The General Accounting Office has estimated that repealing the VEETC would save $4 billion over the remaining 40 weeks of 2011 and in the region of $6 billion in each succeeding year. Repeal of the VEETC is strongly supported by industry associations including the National Chicken Council, the National Turkey Federation and the American Meat Institute.
According to information released by the Ethanol Industry Association, ethanol stocks now stand at 19.9 million barrels, the highest since mid-July 2010. Assuming an average 10% addition rate to gasoline as at present, inventory represents a two weeks supply.

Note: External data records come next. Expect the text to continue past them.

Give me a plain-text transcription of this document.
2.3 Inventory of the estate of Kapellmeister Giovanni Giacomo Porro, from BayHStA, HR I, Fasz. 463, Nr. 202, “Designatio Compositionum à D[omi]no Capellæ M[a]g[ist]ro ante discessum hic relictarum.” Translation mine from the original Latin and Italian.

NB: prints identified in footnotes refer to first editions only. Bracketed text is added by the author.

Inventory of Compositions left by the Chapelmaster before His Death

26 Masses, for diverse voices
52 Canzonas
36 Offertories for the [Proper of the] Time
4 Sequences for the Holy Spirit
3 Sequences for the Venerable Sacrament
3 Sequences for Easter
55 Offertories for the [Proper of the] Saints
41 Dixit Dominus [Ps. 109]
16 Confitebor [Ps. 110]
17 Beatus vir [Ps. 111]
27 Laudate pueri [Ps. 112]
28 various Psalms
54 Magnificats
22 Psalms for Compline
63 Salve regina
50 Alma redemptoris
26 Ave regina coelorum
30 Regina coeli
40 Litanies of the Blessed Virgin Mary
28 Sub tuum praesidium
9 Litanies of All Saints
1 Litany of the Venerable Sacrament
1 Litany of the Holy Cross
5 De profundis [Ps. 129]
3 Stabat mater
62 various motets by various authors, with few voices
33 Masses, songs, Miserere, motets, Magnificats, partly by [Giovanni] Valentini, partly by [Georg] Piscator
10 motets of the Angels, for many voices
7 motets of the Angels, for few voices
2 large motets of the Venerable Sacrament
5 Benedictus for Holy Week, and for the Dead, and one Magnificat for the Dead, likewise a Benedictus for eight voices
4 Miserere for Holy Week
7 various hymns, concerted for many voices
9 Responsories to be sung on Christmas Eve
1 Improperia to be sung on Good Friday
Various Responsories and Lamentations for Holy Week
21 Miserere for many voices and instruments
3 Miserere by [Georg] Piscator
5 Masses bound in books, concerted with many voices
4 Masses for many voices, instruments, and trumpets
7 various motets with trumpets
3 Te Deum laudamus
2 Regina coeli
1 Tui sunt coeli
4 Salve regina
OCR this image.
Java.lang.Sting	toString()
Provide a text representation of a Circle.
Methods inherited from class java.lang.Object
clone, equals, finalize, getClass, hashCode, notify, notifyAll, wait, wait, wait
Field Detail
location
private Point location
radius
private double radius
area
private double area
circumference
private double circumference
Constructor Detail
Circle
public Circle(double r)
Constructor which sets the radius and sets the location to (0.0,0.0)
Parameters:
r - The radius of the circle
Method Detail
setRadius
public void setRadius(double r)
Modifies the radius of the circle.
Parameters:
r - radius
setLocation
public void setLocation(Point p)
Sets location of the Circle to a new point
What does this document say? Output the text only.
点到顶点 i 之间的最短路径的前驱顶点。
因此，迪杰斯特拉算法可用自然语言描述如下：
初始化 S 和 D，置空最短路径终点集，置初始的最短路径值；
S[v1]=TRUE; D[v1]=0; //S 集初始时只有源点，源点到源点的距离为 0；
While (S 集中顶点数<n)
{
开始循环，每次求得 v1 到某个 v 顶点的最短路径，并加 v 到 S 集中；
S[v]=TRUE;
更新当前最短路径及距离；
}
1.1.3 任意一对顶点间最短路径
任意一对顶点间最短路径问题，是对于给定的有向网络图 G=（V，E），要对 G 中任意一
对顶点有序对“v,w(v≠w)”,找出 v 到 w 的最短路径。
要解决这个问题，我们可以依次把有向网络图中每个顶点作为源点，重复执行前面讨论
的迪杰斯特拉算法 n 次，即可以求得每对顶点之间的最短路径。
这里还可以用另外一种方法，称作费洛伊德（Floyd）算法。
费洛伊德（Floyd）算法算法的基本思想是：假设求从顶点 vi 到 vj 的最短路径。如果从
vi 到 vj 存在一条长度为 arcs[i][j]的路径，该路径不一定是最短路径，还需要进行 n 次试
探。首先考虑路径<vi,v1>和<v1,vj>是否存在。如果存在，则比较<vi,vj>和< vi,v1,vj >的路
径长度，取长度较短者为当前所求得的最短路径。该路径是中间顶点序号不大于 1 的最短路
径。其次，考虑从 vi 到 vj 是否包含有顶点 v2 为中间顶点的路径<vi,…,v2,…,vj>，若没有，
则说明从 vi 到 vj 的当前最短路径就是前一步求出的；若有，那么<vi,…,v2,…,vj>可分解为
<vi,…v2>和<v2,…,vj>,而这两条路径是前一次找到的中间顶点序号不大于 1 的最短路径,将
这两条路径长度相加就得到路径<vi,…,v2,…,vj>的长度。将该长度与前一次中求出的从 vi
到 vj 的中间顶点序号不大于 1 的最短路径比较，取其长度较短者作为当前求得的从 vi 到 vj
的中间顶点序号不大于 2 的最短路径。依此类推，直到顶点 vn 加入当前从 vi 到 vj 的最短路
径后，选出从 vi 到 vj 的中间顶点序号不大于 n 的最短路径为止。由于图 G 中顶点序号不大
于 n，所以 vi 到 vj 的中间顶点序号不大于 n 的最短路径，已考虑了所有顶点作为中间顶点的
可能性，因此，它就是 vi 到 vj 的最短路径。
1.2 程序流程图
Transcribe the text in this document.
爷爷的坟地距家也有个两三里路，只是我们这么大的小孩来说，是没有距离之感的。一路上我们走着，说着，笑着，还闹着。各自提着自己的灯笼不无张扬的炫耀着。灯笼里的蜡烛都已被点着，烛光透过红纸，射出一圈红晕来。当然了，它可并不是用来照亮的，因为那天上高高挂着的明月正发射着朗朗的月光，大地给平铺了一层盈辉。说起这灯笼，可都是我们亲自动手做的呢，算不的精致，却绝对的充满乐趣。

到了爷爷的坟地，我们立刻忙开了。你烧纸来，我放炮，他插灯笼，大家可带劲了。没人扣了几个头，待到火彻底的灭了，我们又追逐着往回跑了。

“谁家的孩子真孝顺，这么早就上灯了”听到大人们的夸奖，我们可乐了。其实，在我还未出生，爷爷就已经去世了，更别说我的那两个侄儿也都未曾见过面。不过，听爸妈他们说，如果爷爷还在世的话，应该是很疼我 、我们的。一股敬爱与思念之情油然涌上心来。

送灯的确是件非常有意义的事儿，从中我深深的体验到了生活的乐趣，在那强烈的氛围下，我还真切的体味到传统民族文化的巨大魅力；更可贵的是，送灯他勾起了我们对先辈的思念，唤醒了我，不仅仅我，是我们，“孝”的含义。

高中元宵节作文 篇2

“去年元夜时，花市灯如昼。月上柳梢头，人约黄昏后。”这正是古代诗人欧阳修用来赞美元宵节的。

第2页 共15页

The ethanol industry has attempted to counter objections from livestock producers that diversion of corn is inflationary by responding with the fact that the industry returns dried distillers grains available for feed. During the first week of March 2011, ethanol producers used 360,000 tons of corn which was converted to ethanol, carbon dioxide and 90,000 tons of DDGS representing a 25% yield of this by-product. If the relative metabolizable energy values for corn and DDGS for poultry are compared (1,540 Kcals/lb vs 1,270 Kcals/lb) it is evident that the ethanol industry returns only 20% of the potential metabolizable energy in corn in the form of DDGS.
Prior to the misguided biofuels initiative, most nutritionists were faced with meeting critical amino acid requirement, especially methionine and lysine, depending on the monogastric species for which diets were prepared. With progressive diversion of corn, the emphasis is now on meeting energy requirements. Previous to the advent of ethanol diversion the price of corn was based on supply and demand factors which were in turn influenced by climate and the production levels of livestock.
Corn has now been inexorably linked to the price of crude oil. From a relatively predictable situation involving weather forecasts and projections of harvest and a knowledge of hog, poultry, dairy and beef production, it was possible to anticipate price during a season. Most integrators and large feed producers purchased forward and hedged accordingly, usually within a narrow range of bushel price. The value of corn is now influenced by the avarice of OPEC, the instability of Middle East tyrants and the venality of speculators. Corn- state legislators appeasing their constituents to ensure their prospects for re-election should contemplate the Law of Unintended Consequences and address the public interest.
Repeal of the VEETC is overdue, as are protective tariffs against importation of sugar-derived ethanol. At the end of the day why not use our abundant domestic gas reserves instead of burning food and contributing to inflation?